Professor Despommier said it may also be that many of the birds that are the mosquitoes' favored prey leave dry areas, making the mosquitoes more likely to feed on humans instead.

Public health agencies have worked hard to combat West Nile, spraying pesticides and larvacides, and educating the public about the benefits of using mosquito repellent, wearing long-sleeve shirts, staying indoors at dusk, and emptying pools of standing water.

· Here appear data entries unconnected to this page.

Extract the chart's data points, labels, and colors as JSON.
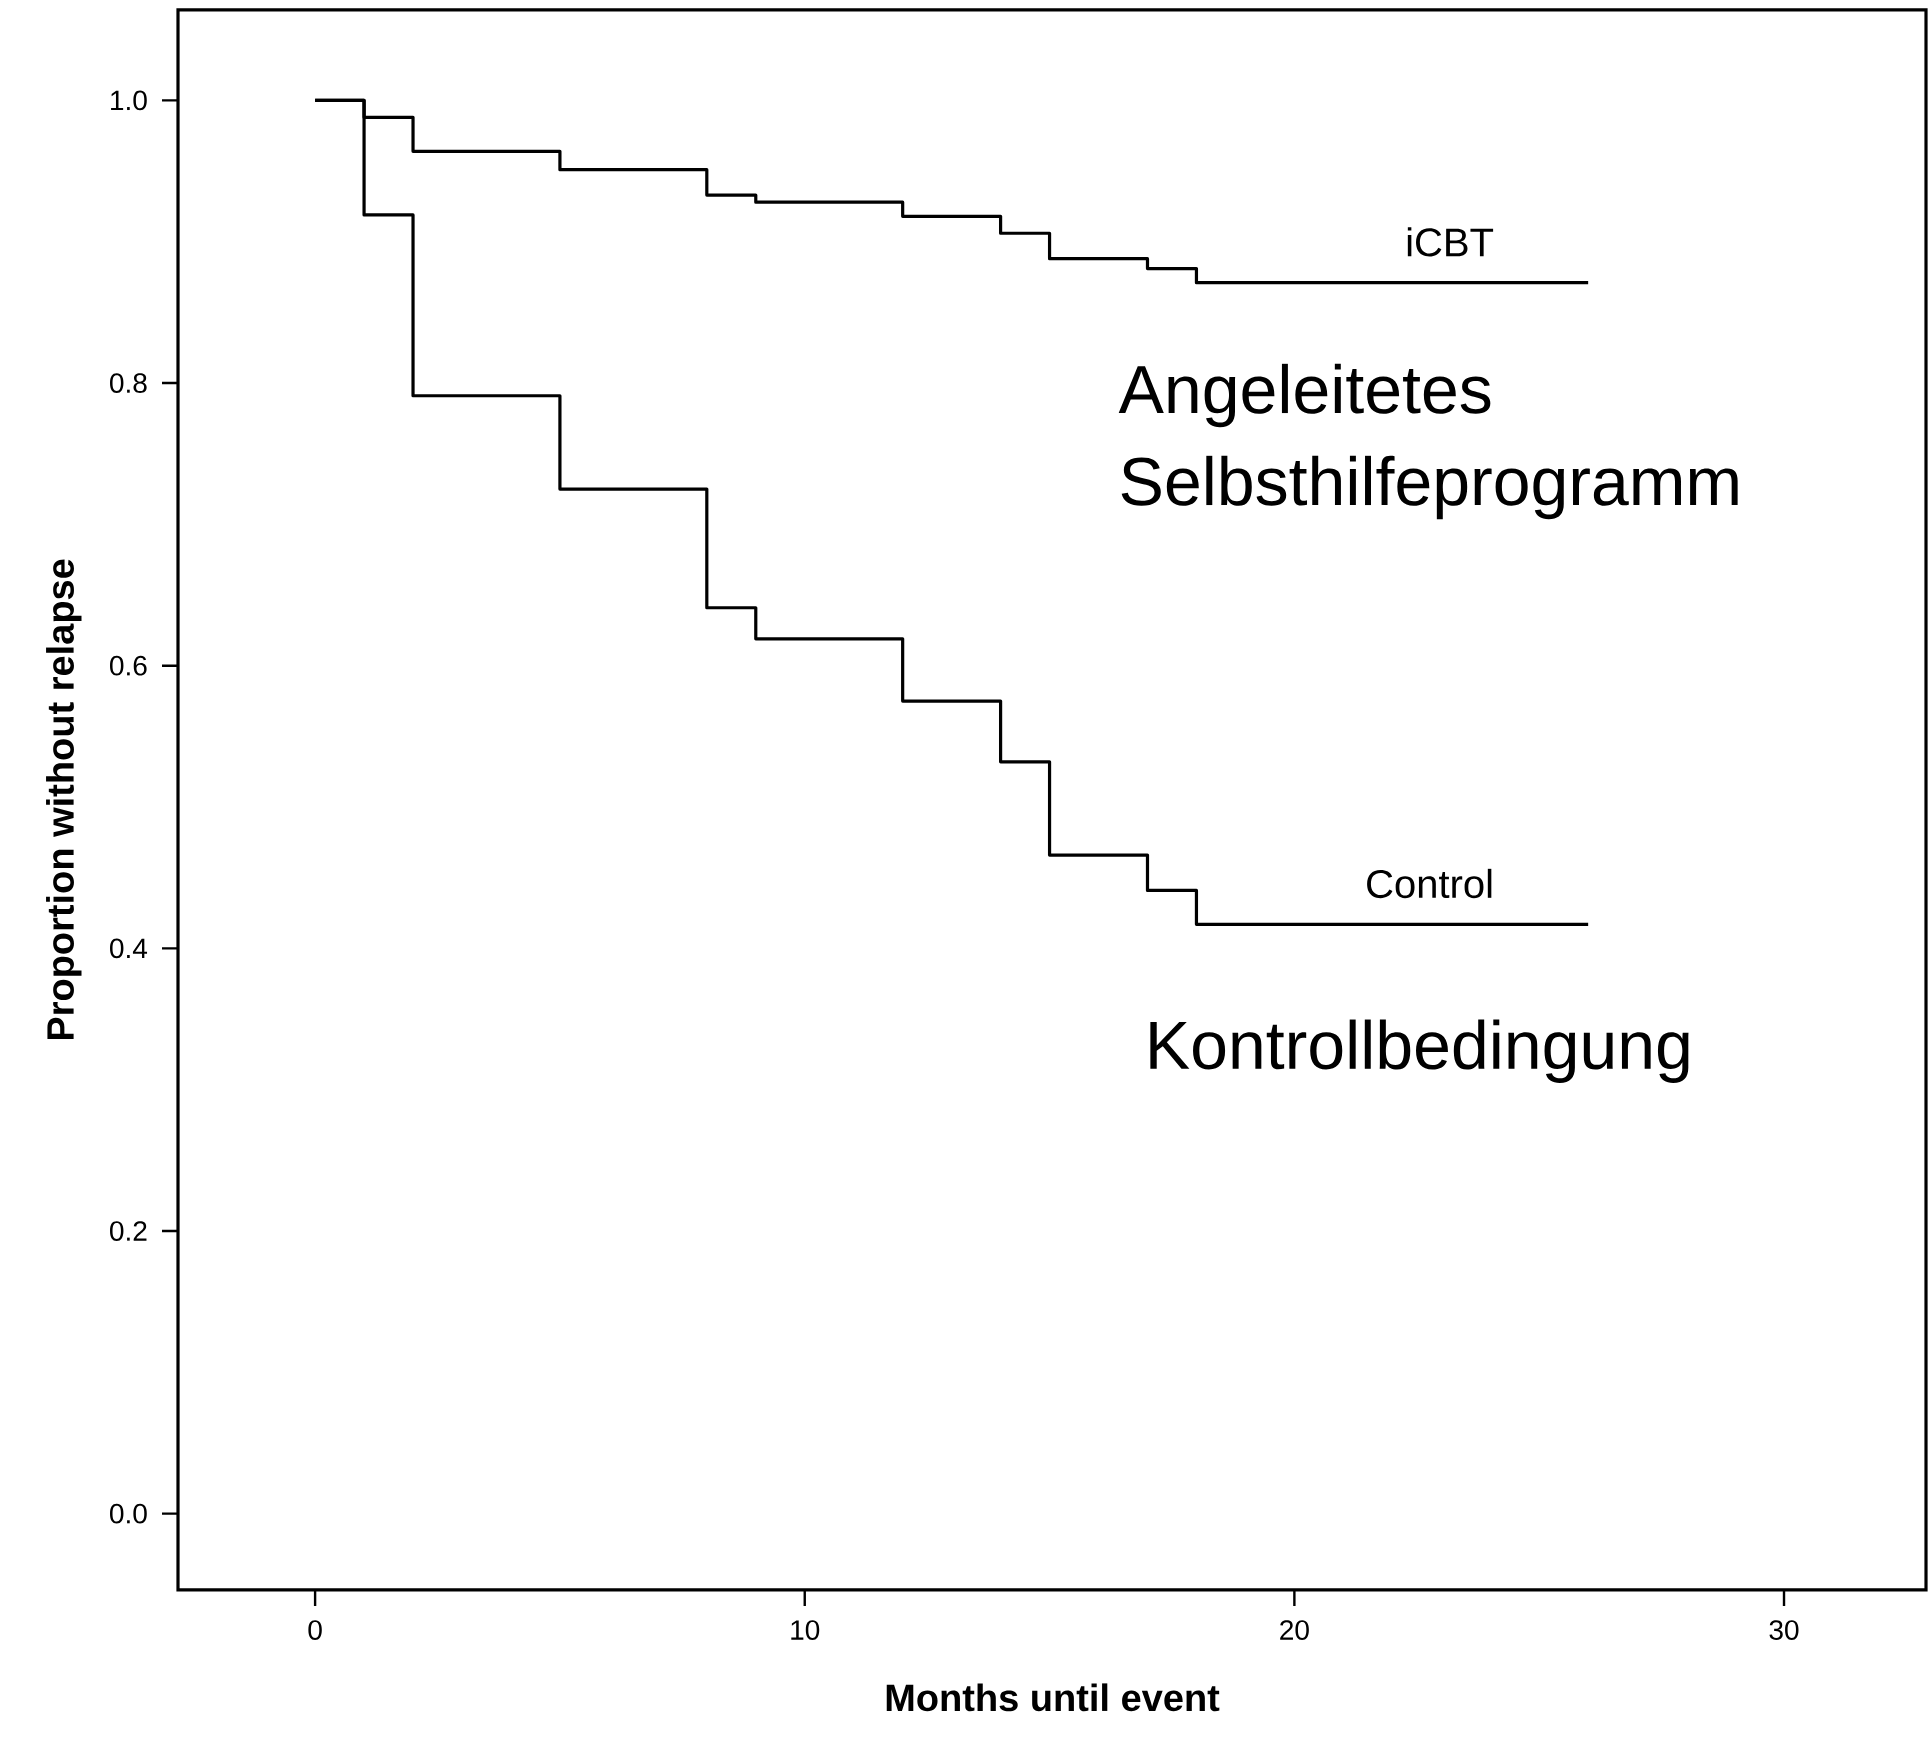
{
  "chart_data": {
    "type": "step",
    "xlabel": "Months until event",
    "ylabel": "Proportion without relapse",
    "x": [
      0,
      1,
      2,
      5,
      8,
      9,
      12,
      14,
      15,
      17,
      18,
      26
    ],
    "series": [
      {
        "name": "iCBT",
        "color": "#000000",
        "values": [
          1.0,
          0.988,
          0.964,
          0.951,
          0.933,
          0.928,
          0.918,
          0.906,
          0.888,
          0.881,
          0.871,
          0.871
        ]
      },
      {
        "name": "Control",
        "color": "#000000",
        "values": [
          1.0,
          0.919,
          0.791,
          0.725,
          0.641,
          0.619,
          0.575,
          0.532,
          0.466,
          0.441,
          0.417,
          0.417
        ]
      }
    ],
    "annotations": [
      "Angeleitetes Selbsthilfeprogramm",
      "Kontrollbedingung"
    ],
    "xlim": [
      -2.8,
      32.9
    ],
    "ylim": [
      -0.054,
      1.064
    ],
    "xticks": [
      0,
      10,
      20,
      30
    ],
    "yticks": [
      {
        "value": 0,
        "label": "0.0"
      },
      {
        "value": 0.2,
        "label": "0.2"
      },
      {
        "value": 0.4,
        "label": "0.4"
      },
      {
        "value": 0.6,
        "label": "0.6"
      },
      {
        "value": 0.8,
        "label": "0.8"
      },
      {
        "value": 1.0,
        "label": "1.0"
      }
    ],
    "grid": false
  }
}
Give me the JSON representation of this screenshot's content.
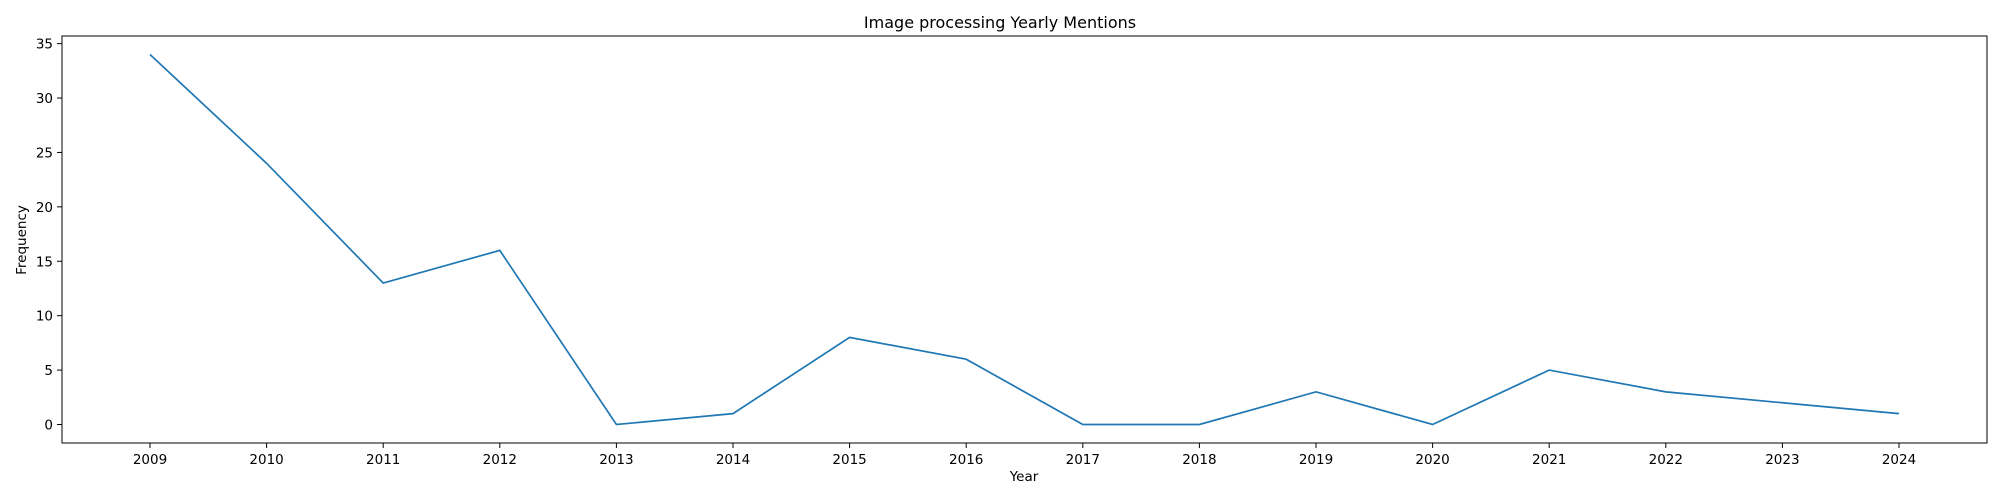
{
  "chart_data": {
    "type": "line",
    "title": "Image processing Yearly Mentions",
    "xlabel": "Year",
    "ylabel": "Frequency",
    "x": [
      "2009",
      "2010",
      "2011",
      "2012",
      "2013",
      "2014",
      "2015",
      "2016",
      "2017",
      "2018",
      "2019",
      "2020",
      "2021",
      "2022",
      "2023",
      "2024"
    ],
    "series": [
      {
        "values": [
          34,
          24,
          13,
          16,
          0,
          1,
          8,
          6,
          0,
          0,
          3,
          0,
          5,
          3,
          2,
          1
        ],
        "color": "#1f77b4"
      }
    ],
    "y_ticks": [
      0,
      5,
      10,
      15,
      20,
      25,
      30,
      35
    ],
    "ylim": [
      -1.7,
      35.7
    ],
    "grid": false,
    "legend": "none"
  }
}
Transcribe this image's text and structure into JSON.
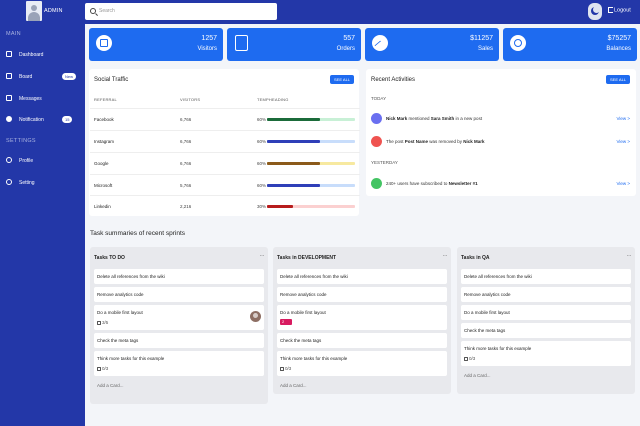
{
  "header": {
    "brand": "ADMIN",
    "search_placeholder": "Search",
    "logout_label": "Logout"
  },
  "sidebar": {
    "section_main": "MAIN",
    "section_settings": "SETTINGS",
    "items": [
      {
        "label": "Dashboard",
        "icon": "dashboard-icon"
      },
      {
        "label": "Board",
        "icon": "board-icon",
        "badge": "New"
      },
      {
        "label": "Messages",
        "icon": "messages-icon"
      },
      {
        "label": "Notification",
        "icon": "notification-icon",
        "badge": "15"
      },
      {
        "label": "Profile",
        "icon": "profile-icon"
      },
      {
        "label": "Setting",
        "icon": "setting-icon"
      }
    ]
  },
  "stats": [
    {
      "value": "1257",
      "label": "Visitors",
      "icon": "bank-icon"
    },
    {
      "value": "557",
      "label": "Orders",
      "icon": "shopping-bag-icon"
    },
    {
      "value": "$11257",
      "label": "Sales",
      "icon": "trend-icon"
    },
    {
      "value": "$75257",
      "label": "Balances",
      "icon": "dollar-icon"
    }
  ],
  "social": {
    "title": "Social Traffic",
    "see_all": "SEE ALL",
    "headers": [
      "REFERRAL",
      "VISITORS",
      "TEMPHEADING"
    ],
    "rows": [
      {
        "name": "Facebook",
        "visitors": "6,766",
        "percent": "60%",
        "fill": 0.6,
        "color": "#1b6b3a",
        "track": "#c8f0d6"
      },
      {
        "name": "Instagram",
        "visitors": "6,766",
        "percent": "60%",
        "fill": 0.6,
        "color": "#2f3fb8",
        "track": "#c8ddfb"
      },
      {
        "name": "Google",
        "visitors": "6,766",
        "percent": "60%",
        "fill": 0.6,
        "color": "#8b5a1a",
        "track": "#f7e9a0"
      },
      {
        "name": "Microsoft",
        "visitors": "5,766",
        "percent": "60%",
        "fill": 0.6,
        "color": "#2f3fb8",
        "track": "#c8ddfb"
      },
      {
        "name": "Linkedin",
        "visitors": "2,216",
        "percent": "30%",
        "fill": 0.3,
        "color": "#b71c1c",
        "track": "#fbd0d0"
      }
    ]
  },
  "activities": {
    "title": "Recent Activities",
    "see_all": "SEE ALL",
    "today_label": "TODAY",
    "yesterday_label": "YESTERDAY",
    "view_label": "View >",
    "items": [
      {
        "t1": "Nick Mark",
        "t2": " mentioned ",
        "t3": "Sara Smith",
        "t4": " in a new post",
        "color": "#6a6ff0"
      },
      {
        "t1": "",
        "t2": "The post ",
        "t3": "Post Name",
        "t4": " was removed by ",
        "t5": "Nick Mark",
        "color": "#ef5350"
      },
      {
        "t1": "",
        "t2": "240+ users have subscribed to ",
        "t3": "Newsletter #1",
        "t4": "",
        "color": "#43c463"
      }
    ]
  },
  "kanban": {
    "title": "Task summaries of recent sprints",
    "add_label": "Add a Card...",
    "columns": [
      {
        "name": "Tasks TO DO",
        "cards": [
          {
            "title": "Delete all references from the wiki"
          },
          {
            "title": "Remove analytics code"
          },
          {
            "title": "Do a mobile first layout",
            "meta": "3/5"
          },
          {
            "title": "Check the meta tags"
          },
          {
            "title": "Think more tasks for this example",
            "meta": "0/3"
          }
        ]
      },
      {
        "name": "Tasks in DEVELOPMENT",
        "cards": [
          {
            "title": "Delete all references from the wiki"
          },
          {
            "title": "Remove analytics code"
          },
          {
            "title": "Do a mobile first layout",
            "pill": "2"
          },
          {
            "title": "Check the meta tags"
          },
          {
            "title": "Think more tasks for this example",
            "meta": "0/3"
          }
        ]
      },
      {
        "name": "Tasks in QA",
        "cards": [
          {
            "title": "Delete all references from the wiki"
          },
          {
            "title": "Remove analytics code"
          },
          {
            "title": "Do a mobile first layout"
          },
          {
            "title": "Check the meta tags"
          },
          {
            "title": "Think more tasks for this example",
            "meta": "0/3"
          }
        ]
      }
    ]
  }
}
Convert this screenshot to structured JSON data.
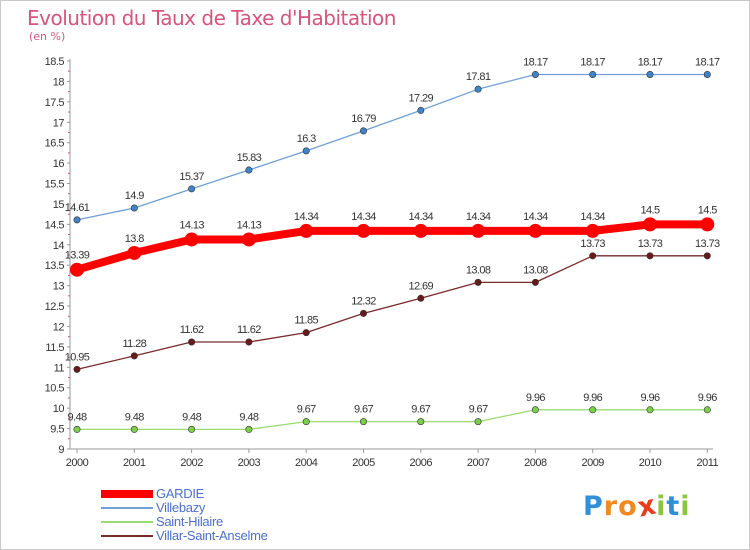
{
  "header": {
    "title": "Evolution du Taux de Taxe d'Habitation",
    "unit": "(en %)"
  },
  "colors": {
    "title": "#d8547a",
    "axis": "#999999",
    "tick_label": "#333333",
    "value_label": "#333333",
    "legend_text": "#4a6fd0"
  },
  "chart_data": {
    "type": "line",
    "title": "Evolution du Taux de Taxe d'Habitation",
    "subtitle": "(en %)",
    "xlabel": "",
    "ylabel": "",
    "x": [
      "2000",
      "2001",
      "2002",
      "2003",
      "2004",
      "2005",
      "2006",
      "2007",
      "2008",
      "2009",
      "2010",
      "2011"
    ],
    "ylim": [
      9,
      18.5
    ],
    "yticks": [
      9,
      9.5,
      10,
      10.5,
      11,
      11.5,
      12,
      12.5,
      13,
      13.5,
      14,
      14.5,
      15,
      15.5,
      16,
      16.5,
      17,
      17.5,
      18,
      18.5
    ],
    "grid": false,
    "legend_position": "bottom-left",
    "series": [
      {
        "name": "GARDIE",
        "color": "#ff0000",
        "marker_color": "#ff0000",
        "emphasis": true,
        "values": [
          13.39,
          13.8,
          14.13,
          14.13,
          14.34,
          14.34,
          14.34,
          14.34,
          14.34,
          14.34,
          14.5,
          14.5
        ],
        "labels": [
          "13.39",
          "13.8",
          "14.13",
          "14.13",
          "14.34",
          "14.34",
          "14.34",
          "14.34",
          "14.34",
          "14.34",
          "14.5",
          "14.5"
        ]
      },
      {
        "name": "Villebazy",
        "color": "#6fa0d8",
        "marker_color": "#3f84c8",
        "emphasis": false,
        "values": [
          14.61,
          14.9,
          15.37,
          15.83,
          16.3,
          16.79,
          17.29,
          17.81,
          18.17,
          18.17,
          18.17,
          18.17
        ],
        "labels": [
          "14.61",
          "14.9",
          "15.37",
          "15.83",
          "16.3",
          "16.79",
          "17.29",
          "17.81",
          "18.17",
          "18.17",
          "18.17",
          "18.17"
        ]
      },
      {
        "name": "Saint-Hilaire",
        "color": "#9bdc70",
        "marker_color": "#7bd04a",
        "emphasis": false,
        "values": [
          9.48,
          9.48,
          9.48,
          9.48,
          9.67,
          9.67,
          9.67,
          9.67,
          9.96,
          9.96,
          9.96,
          9.96
        ],
        "labels": [
          "9.48",
          "9.48",
          "9.48",
          "9.48",
          "9.67",
          "9.67",
          "9.67",
          "9.67",
          "9.96",
          "9.96",
          "9.96",
          "9.96"
        ]
      },
      {
        "name": "Villar-Saint-Anselme",
        "color": "#7a2a2a",
        "marker_color": "#6a1a1a",
        "emphasis": false,
        "values": [
          10.95,
          11.28,
          11.62,
          11.62,
          11.85,
          12.32,
          12.69,
          13.08,
          13.08,
          13.73,
          13.73,
          13.73
        ],
        "labels": [
          "10.95",
          "11.28",
          "11.62",
          "11.62",
          "11.85",
          "12.32",
          "12.69",
          "13.08",
          "13.08",
          "13.73",
          "13.73",
          "13.73"
        ]
      }
    ]
  },
  "logo": {
    "chars": [
      "P",
      "r",
      "o",
      "x",
      "i",
      "t",
      "i"
    ],
    "colors": [
      "#2f8fd8",
      "#f08a1c",
      "#f08a1c",
      "#e83c1c",
      "#8cc63e",
      "#2f8fd8",
      "#8cc63e"
    ]
  }
}
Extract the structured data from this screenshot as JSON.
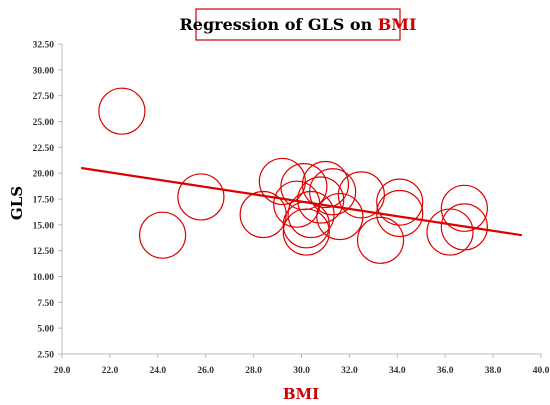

But health experts say that while the anti-mosquito efforts are a good idea, it is not clear how effective they are. Dr. Fine said that follow-up tests showed that spraying greatly reduced the number of mosquitoes and their larvae, but that when it came to personal precautions, "many fewer people do that than we would like."

Experts also warn that it is early yet in the natural history of West Nile in North America, so it is hard to know what the numbers mean, and it is harder still to make any predictions.

There have been more cases than ever diagnosed this year, more than 4,300 nationally and still climbing, but that is due partly to better detection of mild cases. The number of fatal cases is on track to be about the same as last year.

Most people who are infected never get sick, yet every infected person becomes immune to the disease for life. Does that mean that a generation from now, a large part of the United States population will be impervious to West Nile?

Will the birds that carry it develop immunities, as they have to other forms of encephalitis that they carry? Will bird populations recover from the enormous die-offs caused by West Nile? If not, will that change the shape of human outbreaks? Will the virus itself evolve to become more virulent?

No one knows.

"One way or another, we should take it seriously," said Dr. Petersen of the C.D.C. "West Nile is probably never going to be one of our leading public health threats. But even if it continues like it is now, and West Nile kills about 300 people a year, that's 300 people, and you can't say that West Nile doesn't matter."